Rescue ships scrambled Friday to save a stricken chemical tanker adrift off France's Atlantic coast after a collision with a freighter forced its crew to abandon ship, maritime officials said.
A deepwater tug attached a tow-rope to the 120-metre (400-foot) Maltese-flagged YM Uranus after an evaluation team boarded the ship, which is reportedly carrying 6,000 tonnes of solvents, the coastguard said.
The ship's 13-member crew took to the life rafts shortly before dawn from where they were winched to safety by rescue helicopter, said the coastguard headquarters in the nearby Brittany town of Brest.
The ship was said to be "taking on large amounts of water" after colliding with a bulk carrier 50 nautical miles south-west of the island of Ouessant.
The coastguard later said that they had started to pump some of the water out of the ship, with no pollution visible.
"We're in more of a favourable situation than an unfavourable one," maritime authority spokesman Marc Gander told journalists in Brest.

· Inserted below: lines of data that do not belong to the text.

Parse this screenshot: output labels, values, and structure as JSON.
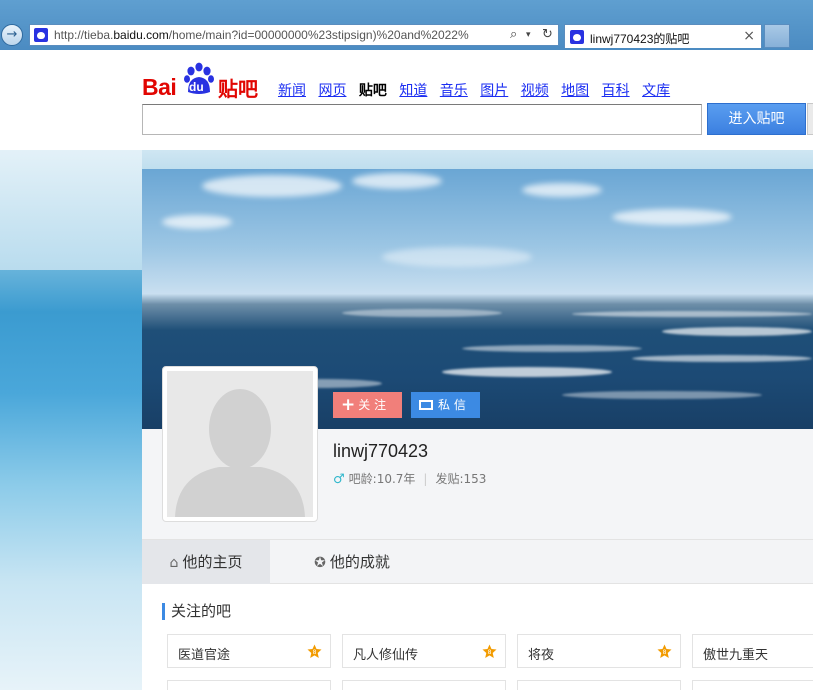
{
  "browser": {
    "url_prefix": "http://tieba.",
    "url_domain": "baidu.com",
    "url_rest": "/home/main?id=00000000%23stipsign)%20and%2022%",
    "tab_title": "linwj770423的贴吧",
    "tab_close": "×"
  },
  "header": {
    "logo_bai": "Bai",
    "logo_du": "du",
    "logo_tieba": "贴吧",
    "nav": [
      "新闻",
      "网页",
      "贴吧",
      "知道",
      "音乐",
      "图片",
      "视频",
      "地图",
      "百科",
      "文库"
    ],
    "nav_current": "贴吧",
    "search_button": "进入贴吧"
  },
  "profile": {
    "follow_label": "关 注",
    "message_label": "私 信",
    "username": "linwj770423",
    "age": "吧龄:10.7年",
    "posts": "发贴:153"
  },
  "tabs": {
    "home": "他的主页",
    "achievements": "他的成就"
  },
  "followed": {
    "title": "关注的吧",
    "bars": [
      "医道官途",
      "凡人修仙传",
      "将夜",
      "傲世九重天"
    ],
    "level_badge_color": "#f29b00"
  },
  "colors": {
    "brand_red": "#e10602",
    "brand_blue": "#2932e1",
    "follow_button": "#f17f7a",
    "message_button": "#3c8ae3"
  }
}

The authorities are waiting for the ship to be ready to be towed before "knowing what we'll do in the coming hours," he said.
The YM Uranus was built in 2008 and is compartmentalised with a double-hull, Gander said, reducing the risk of the solvents leaking into the sea.

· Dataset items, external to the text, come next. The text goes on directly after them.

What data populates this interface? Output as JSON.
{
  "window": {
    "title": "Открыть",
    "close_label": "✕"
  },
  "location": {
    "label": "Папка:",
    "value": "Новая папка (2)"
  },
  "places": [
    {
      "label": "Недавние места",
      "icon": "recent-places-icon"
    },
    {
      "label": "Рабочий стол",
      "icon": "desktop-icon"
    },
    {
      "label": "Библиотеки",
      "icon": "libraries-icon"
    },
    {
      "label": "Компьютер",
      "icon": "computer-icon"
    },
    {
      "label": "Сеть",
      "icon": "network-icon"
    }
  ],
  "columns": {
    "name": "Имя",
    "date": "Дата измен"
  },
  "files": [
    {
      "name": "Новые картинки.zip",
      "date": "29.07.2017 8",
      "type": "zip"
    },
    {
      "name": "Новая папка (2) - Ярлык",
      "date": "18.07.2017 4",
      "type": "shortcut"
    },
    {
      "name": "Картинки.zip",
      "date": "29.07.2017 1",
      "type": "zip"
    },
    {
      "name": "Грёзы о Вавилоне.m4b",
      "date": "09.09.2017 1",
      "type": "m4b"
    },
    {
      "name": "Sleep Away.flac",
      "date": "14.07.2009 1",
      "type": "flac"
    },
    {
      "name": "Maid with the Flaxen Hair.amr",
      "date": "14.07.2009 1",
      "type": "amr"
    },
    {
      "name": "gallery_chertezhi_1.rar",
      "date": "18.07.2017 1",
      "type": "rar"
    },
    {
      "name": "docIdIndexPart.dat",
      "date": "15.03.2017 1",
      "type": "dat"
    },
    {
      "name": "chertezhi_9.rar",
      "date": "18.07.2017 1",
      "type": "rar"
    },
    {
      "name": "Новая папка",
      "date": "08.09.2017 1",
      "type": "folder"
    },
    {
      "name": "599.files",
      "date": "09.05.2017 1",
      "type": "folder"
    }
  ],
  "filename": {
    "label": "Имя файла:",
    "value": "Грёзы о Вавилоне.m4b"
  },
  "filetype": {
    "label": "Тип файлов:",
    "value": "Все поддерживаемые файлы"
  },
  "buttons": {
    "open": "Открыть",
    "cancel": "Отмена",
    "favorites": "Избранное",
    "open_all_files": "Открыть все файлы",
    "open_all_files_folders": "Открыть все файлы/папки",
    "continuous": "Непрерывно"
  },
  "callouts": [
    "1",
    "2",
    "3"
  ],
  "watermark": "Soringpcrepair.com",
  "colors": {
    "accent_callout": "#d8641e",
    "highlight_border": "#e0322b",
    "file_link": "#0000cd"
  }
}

"The convoy will be travelling at four knots, which means that it'll take 12 to 13 hours if they're coming this way," to Brest, Gander said.
The two boats were travelling in the same direction when they collided during the night, apparently as one was overtaking the other, he added.

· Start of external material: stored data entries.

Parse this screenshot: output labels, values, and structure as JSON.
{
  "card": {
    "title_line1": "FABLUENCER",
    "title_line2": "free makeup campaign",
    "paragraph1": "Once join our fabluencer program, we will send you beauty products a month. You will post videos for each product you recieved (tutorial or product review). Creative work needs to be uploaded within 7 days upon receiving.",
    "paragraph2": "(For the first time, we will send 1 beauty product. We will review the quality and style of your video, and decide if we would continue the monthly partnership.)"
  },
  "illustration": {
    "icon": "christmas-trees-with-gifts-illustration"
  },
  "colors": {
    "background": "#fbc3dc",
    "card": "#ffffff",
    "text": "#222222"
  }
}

The Regional Operational Centre for Monitoring and Rescue (CROSS) dispatched a navy frigate and the tug to the area. The Uranus was travelling between Porto Marghera in Italy and Amsterdam.
The other ship was the Hanjin Richzad, a 191-metre Panama-flagged cargo ship, which was travelling between Las Palmas in Spain and Rotterdam in the Netherlands.
Weather at the time of the accident was clement, with a 1.50 metre swell, the coastguard said.
The Brittany coast leads from the Atlantic Ocean to the Channel, one of the world's busiest waterways, and has in the past been hit by several environmental disasters linked to shipping.
In 1978, the sinking of Liberian-flagged supertanker the Amoco Cadiz devastated around 320 kilometres (200 miles) of pristine Brittany coast with 230,000 tonnes of crude oil.
In 1999, the Erika tanker carrying 30,000 tonnes of heavy fuel oil broke in two and sank off Brittany, polluting a large stretch of coastline and killing tens of thousands of seabirds.
The ship's owner Total found guilty of failing to address maintenance problems when it chartered the rusty 25-year-old tanker Erika.
French beach resorts were deserted, fishing was halted and shellfish banned from consumption in the aftermath of the oil spill, leaving the local economy on its knees for years.